Here's some particularly awesome crease patterns. David Huffman made a whole variety of these. These are just a couple of examples. Got some crazy circular arcs. You've got some-- I guess these are also circular arcs and some straight segments.
And then you wrap this around to make a cylinder, and you get this. That one-- there's a bunch of photos of the original David Huffman model on the web if you Google around. Not looking exactly like that, but there's a whole variety.
Here's another one, a bit of a maybe surprise what it looks like. Most of the center just gets eaten away from these creases. Here the creases are elliptical, and you get something like that. So there's some hidden structure beneath.
I think just one more example. This is probably the most coolest puzzle. You say, well, you float along these parabolas, just one valley and one mountain. But you fold them a lot, you get that. And Huffman composed these to make various kinds of tubes and really cool things.

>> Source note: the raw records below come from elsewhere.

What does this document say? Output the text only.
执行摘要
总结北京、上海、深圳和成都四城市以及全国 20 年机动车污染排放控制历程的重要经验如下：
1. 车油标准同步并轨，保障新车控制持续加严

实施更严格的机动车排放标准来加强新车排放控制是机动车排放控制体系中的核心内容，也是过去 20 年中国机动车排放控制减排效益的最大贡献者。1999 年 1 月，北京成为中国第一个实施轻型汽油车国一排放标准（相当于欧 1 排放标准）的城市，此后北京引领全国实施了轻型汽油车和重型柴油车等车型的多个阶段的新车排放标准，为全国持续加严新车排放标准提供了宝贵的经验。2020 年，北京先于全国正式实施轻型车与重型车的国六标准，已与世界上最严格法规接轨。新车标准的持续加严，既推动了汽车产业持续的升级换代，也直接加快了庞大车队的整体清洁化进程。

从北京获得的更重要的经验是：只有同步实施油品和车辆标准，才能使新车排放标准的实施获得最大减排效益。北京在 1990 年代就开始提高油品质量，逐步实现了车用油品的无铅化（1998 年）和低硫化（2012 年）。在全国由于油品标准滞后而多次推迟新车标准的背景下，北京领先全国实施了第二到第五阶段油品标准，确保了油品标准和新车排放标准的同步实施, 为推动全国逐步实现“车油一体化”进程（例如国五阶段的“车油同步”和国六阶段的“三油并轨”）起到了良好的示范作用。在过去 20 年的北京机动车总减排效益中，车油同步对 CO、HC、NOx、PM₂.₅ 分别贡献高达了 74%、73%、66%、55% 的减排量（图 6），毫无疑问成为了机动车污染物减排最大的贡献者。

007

So this is work in progress. Just wanted to give you a sample. There's a paper about this which shows more examples. But our goal is to recreate all or most of them and document how he did it and figure out how he designed these models. He had mathematical tools to do this, and we're still figuring out what they are. The hope is it will lead to more great mathematics and art about curve creases.
And that is it. This is my last lecture. Next class we have-- or next three classes we have a whole bunch of student presentations. Please come. There will be lots of awesome things there. Send me your slides ahead of time, and you'll have 10 minutes to do it, to give a talk.
And then the last lecture, Wednesday two weeks from now, is Tomohiro Tachi. And thanks very much. It's been a lot of fun doing this class and having you all as students.